This was the last week in the latest round of 5-3-1. Monday was Squats, Wednesday we Bench Press and Weighted Chin Ups and this morning was Deadlifts.
Monday
- Squats: Warm Up
- 5x Back Squat @ 155#
- 5x Back Squat @ 190#
- Squats: 5,3,1
- 5x Back Squat @ 255#
- 3x Back Squat @ 290#
- 7x Back Squat @ 325#
- 5x Barbell Circuit @ 95#
- 6x Bent Over Row
- 6x Hang Power Clean
- 6x Thruster
- 6x Squat Jumps
- 6x Good Morning
- 45 sec. Rest
- Tabata Erg
- I aim for ≥100m each 20 second interval
- I hit it my first three intervals
- After that, my shortest interval was 88m.
Wednesday
- Bench Press & Chin Ups: Warm Up
- 5x Bench @ 115#
- 5x Chin Up @ BW
- 5x Bench @ 140#
- 5x Chin Up @ BW
- Bench Press & Chin Ups: 5,3,1
- 5x Back Squat @ 190#
- 5x Chin Up @ BW
- 3x Back Squat @ 215#
- 3x Chin Up @ BW+15#
- 2x Back Squat @ 240#
- 1x Chin Up @ BW+40#
- 5x Barbell Circuit @ 95#
- 6x Bent Over Row
- 6x Hang Power Clean
- 6x Thruster
- 6x Squat Jumps
- 6x Good Morning
- 45 sec. Rest
- ‘Round the Gym
- One round is:
- One 4-line sprint ladder on the basketball court
- Walk one lap around gym
- Sprint up two flights of stairs to the indoor track
- Job one lap around track (100m)
- 10x burpees
- Walk down stairs to basketball court
- 8 rounds, untimed
This Morning
- Deadlift: Warm Up
- 5x Pull @ 185#
- 5x Pull @ 225#
- Deadlift: 5,3,1
- 5x Pull @ 305#
- 3x Pull @ 345#
- 7x Pull @ 390#
- 5x Barbell Circuit @ 95#
- 6x Bent Over Row
- 6x Hang Power Clean
- 6x Thruster
- 6x Squat Jumps
- 6x Good Morning
- 45 sec. Rest
Summer Schedule
With this 5-3-1 cycle complete, I’m going to begin meeting again outside on at least one morning per week.
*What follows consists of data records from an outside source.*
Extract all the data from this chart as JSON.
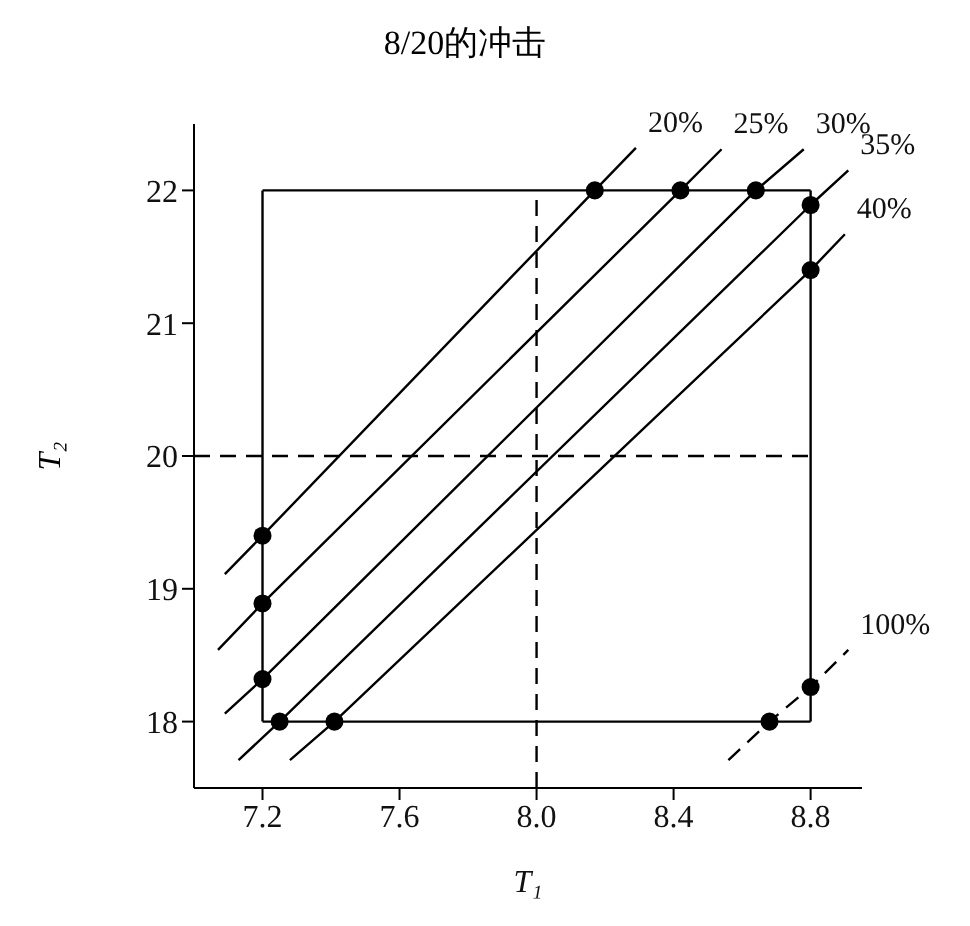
{
  "chart_data": {
    "type": "line",
    "title": "8/20的冲击",
    "xlabel": "T₁",
    "ylabel": "T₂",
    "xlim": [
      7.0,
      8.95
    ],
    "ylim": [
      17.5,
      22.5
    ],
    "xticks": [
      {
        "value": 7.2,
        "label": "7.2"
      },
      {
        "value": 7.6,
        "label": "7.6"
      },
      {
        "value": 8.0,
        "label": "8.0"
      },
      {
        "value": 8.4,
        "label": "8.4"
      },
      {
        "value": 8.8,
        "label": "8.8"
      }
    ],
    "yticks": [
      18,
      19,
      20,
      21,
      22
    ],
    "grid": false,
    "series": [
      {
        "name": "20%",
        "color": "#000000",
        "line_style": "solid",
        "x": [
          7.09,
          7.2,
          8.17,
          8.29
        ],
        "values": [
          19.11,
          19.4,
          22,
          22.32
        ]
      },
      {
        "name": "25%",
        "color": "#000000",
        "line_style": "solid",
        "x": [
          7.07,
          7.2,
          8.42,
          8.54
        ],
        "values": [
          18.54,
          18.89,
          22,
          22.31
        ]
      },
      {
        "name": "30%",
        "color": "#000000",
        "line_style": "solid",
        "x": [
          7.09,
          7.2,
          8.64,
          8.78
        ],
        "values": [
          18.06,
          18.32,
          22,
          22.31
        ]
      },
      {
        "name": "35%",
        "color": "#000000",
        "line_style": "solid",
        "x": [
          7.13,
          7.25,
          8.8,
          8.91
        ],
        "values": [
          17.71,
          18,
          21.89,
          22.15
        ]
      },
      {
        "name": "40%",
        "color": "#000000",
        "line_style": "solid",
        "x": [
          7.28,
          7.41,
          8.8,
          8.9
        ],
        "values": [
          17.71,
          18,
          21.4,
          21.67
        ]
      },
      {
        "name": "100%",
        "color": "#000000",
        "line_style": "dashed",
        "x": [
          8.56,
          8.68,
          8.8,
          8.91
        ],
        "values": [
          17.71,
          18,
          18.26,
          18.54
        ]
      },
      {
        "color": "#000000",
        "line_style": "solid",
        "x": [
          7.2,
          8.8
        ],
        "values": [
          18,
          18
        ]
      },
      {
        "color": "#000000",
        "line_style": "solid",
        "x": [
          7.2,
          8.8
        ],
        "values": [
          22,
          22
        ]
      },
      {
        "color": "#000000",
        "line_style": "solid",
        "x": [
          7.2,
          7.2
        ],
        "values": [
          18,
          22
        ]
      },
      {
        "color": "#000000",
        "line_style": "solid",
        "x": [
          8.8,
          8.8
        ],
        "values": [
          18,
          22
        ]
      },
      {
        "color": "#000000",
        "line_style": "dashed",
        "x": [
          8.0,
          8.0
        ],
        "values": [
          17.5,
          22
        ]
      },
      {
        "color": "#000000",
        "line_style": "dashed",
        "x": [
          7.0,
          8.8
        ],
        "values": [
          20,
          20
        ]
      },
      {
        "type": "scatter",
        "color": "#000000",
        "marker": "circle",
        "x": [
          7.2,
          7.2,
          7.2,
          7.25,
          7.41,
          8.17,
          8.42,
          8.64,
          8.8,
          8.8,
          8.68,
          8.8
        ],
        "values": [
          19.4,
          18.89,
          18.32,
          18,
          18,
          22,
          22,
          22,
          21.89,
          21.4,
          18,
          18.26
        ]
      }
    ]
  }
}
Monday will be a deload day - foam rolling and mobility work. Wednesday morning will be outside with, hopefully, the normal crew and maybe a few extra.
In the meantime, everyone have a Happy Father’s Day. Enjoy being a father, if you are one. Call or visit your father, if you have one. If none of that applies to you, have a good weekend regardless.